The principal now admits the administration was wrong to send the girls home. So what can parents take away from the Stansbury homecoming incident?


We believe that by empowering girls to see themselves as more than just bodies, they will then make correct decisions for themselves. We know that when girls respect their bodies, they actually make better decisions in terms of nutrition, physical fitness and also in terms of how they dress.

–Lindsay Kite


Two researchers on the forefront of beauty and female objectification say it's not about the extra inch and the knee or shoulder. Instead, the conversation should be about something else entirely.

Sisters Lexie and Lindsay Kite have spent the past decade studying body image and the objectification of women and will end the school year with PhDs on the subject. The pair also launched a non-profit -- Beauty Redefined - to turn the body image conversation on its head.

The Kites say these girls need to be viewed as people - smart, driven, athletic girls - and only then can the conversation become less about what they're wearing and more about who they are.

"We believe that by empowering girls to see themselves as more than just bodies, they will then make correct decisions for themselves," said Lindsay. "We know that when girls respect their bodies, they actually make better decisions in terms of nutrition, physical fitness and also in terms of how they dress."

Both sisters believe what happened at this homecoming happened in the wrong way.

"When they were at the door and turned away, it breaks my heart a little," said Lexie. "It teaches girls that an extra inch here or there, if that's showing, then suddenly they are harmful to people and we have to be ashamed of our bodies because of it."

In their research, both say it's not that dress codes are inappropriate, it's how they are enforced that may do harm to girls forming their own self-identity.

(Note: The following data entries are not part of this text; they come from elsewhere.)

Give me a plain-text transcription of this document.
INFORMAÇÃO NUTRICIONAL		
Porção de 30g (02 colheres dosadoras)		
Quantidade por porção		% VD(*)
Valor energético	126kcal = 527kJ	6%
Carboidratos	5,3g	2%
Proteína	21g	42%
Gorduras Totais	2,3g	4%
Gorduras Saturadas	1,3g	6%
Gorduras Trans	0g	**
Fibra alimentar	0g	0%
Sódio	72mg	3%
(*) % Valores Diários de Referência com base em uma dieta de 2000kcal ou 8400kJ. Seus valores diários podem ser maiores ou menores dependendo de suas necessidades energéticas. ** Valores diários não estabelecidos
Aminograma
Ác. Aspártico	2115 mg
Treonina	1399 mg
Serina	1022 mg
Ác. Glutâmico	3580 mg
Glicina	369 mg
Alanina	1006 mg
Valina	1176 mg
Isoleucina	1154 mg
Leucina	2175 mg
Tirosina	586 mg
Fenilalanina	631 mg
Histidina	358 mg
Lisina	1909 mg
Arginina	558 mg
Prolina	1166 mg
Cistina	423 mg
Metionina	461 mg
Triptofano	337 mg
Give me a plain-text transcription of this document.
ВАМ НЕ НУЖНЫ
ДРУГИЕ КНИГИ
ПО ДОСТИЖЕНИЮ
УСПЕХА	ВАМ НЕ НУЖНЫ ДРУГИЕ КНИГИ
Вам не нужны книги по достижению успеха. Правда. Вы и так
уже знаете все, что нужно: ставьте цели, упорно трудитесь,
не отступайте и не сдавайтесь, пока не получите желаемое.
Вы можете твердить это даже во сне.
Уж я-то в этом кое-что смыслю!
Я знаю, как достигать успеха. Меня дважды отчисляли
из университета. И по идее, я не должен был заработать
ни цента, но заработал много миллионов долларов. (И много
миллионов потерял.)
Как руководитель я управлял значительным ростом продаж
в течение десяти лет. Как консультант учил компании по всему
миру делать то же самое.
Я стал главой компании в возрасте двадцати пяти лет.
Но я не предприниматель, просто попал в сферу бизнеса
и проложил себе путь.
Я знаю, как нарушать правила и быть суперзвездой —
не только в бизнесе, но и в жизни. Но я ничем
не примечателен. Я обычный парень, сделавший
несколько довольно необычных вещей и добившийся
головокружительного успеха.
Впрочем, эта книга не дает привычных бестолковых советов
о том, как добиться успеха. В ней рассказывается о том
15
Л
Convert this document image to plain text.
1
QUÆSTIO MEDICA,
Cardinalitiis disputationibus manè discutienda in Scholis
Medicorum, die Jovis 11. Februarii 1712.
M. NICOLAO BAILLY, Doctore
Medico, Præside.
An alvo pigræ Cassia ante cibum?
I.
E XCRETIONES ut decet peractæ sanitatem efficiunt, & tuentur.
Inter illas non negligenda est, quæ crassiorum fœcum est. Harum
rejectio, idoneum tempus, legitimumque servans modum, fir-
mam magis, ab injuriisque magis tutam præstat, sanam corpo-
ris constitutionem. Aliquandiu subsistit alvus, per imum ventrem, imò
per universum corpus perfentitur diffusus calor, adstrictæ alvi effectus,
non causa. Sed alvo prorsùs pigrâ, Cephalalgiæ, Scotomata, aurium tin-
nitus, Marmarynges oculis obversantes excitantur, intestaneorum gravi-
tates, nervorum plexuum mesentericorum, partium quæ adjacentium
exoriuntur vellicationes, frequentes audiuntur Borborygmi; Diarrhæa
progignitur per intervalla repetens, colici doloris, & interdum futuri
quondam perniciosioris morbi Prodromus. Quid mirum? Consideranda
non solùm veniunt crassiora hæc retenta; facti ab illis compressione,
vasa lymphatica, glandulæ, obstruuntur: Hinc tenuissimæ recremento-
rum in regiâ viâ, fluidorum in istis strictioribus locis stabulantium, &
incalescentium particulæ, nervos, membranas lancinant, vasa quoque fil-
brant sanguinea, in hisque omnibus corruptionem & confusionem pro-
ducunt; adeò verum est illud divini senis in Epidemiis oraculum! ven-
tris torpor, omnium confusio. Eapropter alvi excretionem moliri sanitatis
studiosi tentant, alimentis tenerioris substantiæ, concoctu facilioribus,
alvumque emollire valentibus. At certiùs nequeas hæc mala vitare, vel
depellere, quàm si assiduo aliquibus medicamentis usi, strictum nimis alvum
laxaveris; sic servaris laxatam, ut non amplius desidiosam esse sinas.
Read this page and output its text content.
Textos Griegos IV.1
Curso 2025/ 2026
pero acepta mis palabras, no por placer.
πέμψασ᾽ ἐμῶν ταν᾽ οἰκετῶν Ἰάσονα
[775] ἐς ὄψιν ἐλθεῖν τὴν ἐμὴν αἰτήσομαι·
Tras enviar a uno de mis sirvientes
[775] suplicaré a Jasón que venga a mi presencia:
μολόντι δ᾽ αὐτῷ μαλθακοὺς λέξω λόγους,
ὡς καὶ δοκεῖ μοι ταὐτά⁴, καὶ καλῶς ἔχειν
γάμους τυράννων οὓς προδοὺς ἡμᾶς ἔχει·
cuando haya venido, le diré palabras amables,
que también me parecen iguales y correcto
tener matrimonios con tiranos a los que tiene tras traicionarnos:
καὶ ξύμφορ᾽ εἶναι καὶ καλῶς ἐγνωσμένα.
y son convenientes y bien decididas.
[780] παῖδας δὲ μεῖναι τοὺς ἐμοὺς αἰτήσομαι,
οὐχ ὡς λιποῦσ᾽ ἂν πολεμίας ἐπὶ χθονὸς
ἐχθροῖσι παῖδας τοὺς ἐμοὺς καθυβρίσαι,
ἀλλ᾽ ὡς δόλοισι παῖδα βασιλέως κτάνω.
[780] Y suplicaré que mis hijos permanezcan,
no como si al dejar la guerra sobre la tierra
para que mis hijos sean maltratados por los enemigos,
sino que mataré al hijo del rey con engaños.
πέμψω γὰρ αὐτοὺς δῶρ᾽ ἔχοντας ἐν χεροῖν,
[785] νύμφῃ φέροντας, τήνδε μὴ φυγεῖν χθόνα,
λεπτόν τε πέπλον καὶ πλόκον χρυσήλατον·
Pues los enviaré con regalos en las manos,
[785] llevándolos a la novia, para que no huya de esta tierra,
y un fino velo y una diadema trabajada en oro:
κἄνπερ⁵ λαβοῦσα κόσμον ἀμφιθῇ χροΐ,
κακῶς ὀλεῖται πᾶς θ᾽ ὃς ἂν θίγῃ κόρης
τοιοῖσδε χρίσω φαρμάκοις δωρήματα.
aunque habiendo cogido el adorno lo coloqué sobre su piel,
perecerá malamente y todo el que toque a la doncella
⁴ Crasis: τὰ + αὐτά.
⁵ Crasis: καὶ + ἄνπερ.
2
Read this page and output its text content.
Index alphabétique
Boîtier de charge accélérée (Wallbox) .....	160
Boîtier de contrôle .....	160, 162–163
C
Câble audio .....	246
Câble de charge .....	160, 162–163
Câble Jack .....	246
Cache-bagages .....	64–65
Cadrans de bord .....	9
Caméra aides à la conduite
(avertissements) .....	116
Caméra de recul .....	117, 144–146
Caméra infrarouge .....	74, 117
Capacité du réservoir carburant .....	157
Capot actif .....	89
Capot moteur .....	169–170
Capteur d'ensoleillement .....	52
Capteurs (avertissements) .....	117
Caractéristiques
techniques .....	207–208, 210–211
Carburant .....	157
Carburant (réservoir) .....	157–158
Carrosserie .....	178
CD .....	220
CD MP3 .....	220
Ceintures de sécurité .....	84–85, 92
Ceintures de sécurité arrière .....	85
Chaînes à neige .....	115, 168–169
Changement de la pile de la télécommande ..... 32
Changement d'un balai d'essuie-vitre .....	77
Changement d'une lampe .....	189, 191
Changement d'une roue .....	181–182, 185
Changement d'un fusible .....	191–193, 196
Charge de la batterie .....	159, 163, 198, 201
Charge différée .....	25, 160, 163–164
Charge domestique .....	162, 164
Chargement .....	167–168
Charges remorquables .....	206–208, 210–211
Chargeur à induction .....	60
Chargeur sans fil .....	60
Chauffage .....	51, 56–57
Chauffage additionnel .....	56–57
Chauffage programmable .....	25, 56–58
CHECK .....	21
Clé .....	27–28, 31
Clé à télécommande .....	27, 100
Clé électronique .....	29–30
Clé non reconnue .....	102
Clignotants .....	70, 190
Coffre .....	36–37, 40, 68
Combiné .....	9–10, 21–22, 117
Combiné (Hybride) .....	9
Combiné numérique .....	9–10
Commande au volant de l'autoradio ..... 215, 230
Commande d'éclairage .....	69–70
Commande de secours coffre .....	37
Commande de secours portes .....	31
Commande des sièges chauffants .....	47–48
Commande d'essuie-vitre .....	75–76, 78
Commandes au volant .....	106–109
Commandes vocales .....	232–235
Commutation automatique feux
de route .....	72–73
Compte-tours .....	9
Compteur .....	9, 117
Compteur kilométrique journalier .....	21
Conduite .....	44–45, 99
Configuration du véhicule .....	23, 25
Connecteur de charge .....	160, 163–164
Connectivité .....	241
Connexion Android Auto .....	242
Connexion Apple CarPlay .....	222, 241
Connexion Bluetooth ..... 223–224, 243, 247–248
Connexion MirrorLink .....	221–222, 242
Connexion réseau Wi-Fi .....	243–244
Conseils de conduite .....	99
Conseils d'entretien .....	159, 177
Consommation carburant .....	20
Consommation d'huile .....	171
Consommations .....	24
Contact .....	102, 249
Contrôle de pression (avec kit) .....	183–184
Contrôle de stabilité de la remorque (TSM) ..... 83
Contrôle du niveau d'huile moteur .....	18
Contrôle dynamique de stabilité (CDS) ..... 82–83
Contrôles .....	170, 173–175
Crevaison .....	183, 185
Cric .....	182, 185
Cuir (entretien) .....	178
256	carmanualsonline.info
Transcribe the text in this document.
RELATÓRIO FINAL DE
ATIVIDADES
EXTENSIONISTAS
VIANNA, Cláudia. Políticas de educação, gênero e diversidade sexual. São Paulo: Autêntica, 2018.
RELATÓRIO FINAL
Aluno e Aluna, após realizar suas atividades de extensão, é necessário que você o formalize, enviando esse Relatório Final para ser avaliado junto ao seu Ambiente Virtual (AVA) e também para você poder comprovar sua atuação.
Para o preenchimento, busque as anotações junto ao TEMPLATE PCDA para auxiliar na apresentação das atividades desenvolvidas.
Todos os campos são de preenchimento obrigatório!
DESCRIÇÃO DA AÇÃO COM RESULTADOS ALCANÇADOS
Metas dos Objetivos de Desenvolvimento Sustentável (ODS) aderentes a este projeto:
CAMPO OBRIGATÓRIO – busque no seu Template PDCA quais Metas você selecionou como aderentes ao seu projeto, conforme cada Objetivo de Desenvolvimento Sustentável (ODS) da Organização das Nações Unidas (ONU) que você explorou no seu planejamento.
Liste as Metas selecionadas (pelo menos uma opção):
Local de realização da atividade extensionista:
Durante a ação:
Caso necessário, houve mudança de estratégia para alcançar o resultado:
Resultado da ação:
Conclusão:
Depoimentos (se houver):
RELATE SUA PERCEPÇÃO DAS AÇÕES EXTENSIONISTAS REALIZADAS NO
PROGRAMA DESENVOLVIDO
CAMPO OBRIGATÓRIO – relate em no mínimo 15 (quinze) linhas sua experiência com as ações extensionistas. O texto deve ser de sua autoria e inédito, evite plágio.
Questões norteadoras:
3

"This standard teaches girls that they're just bodies and everyone is looking at them and not themselves being able to make appropriate decisions," said Lindsay. "We want to reframe that conversation by teaching girls that they're more than just bodies to be looked at. We can teach them that they can live and be and do great things."

Bottom line, the Kites' research shows girls who grow up to be educated, athletic, successful women tend to dress what's considered appropriately, in part because they define themselves as an individual rather than through the prism of being pretty or attractive.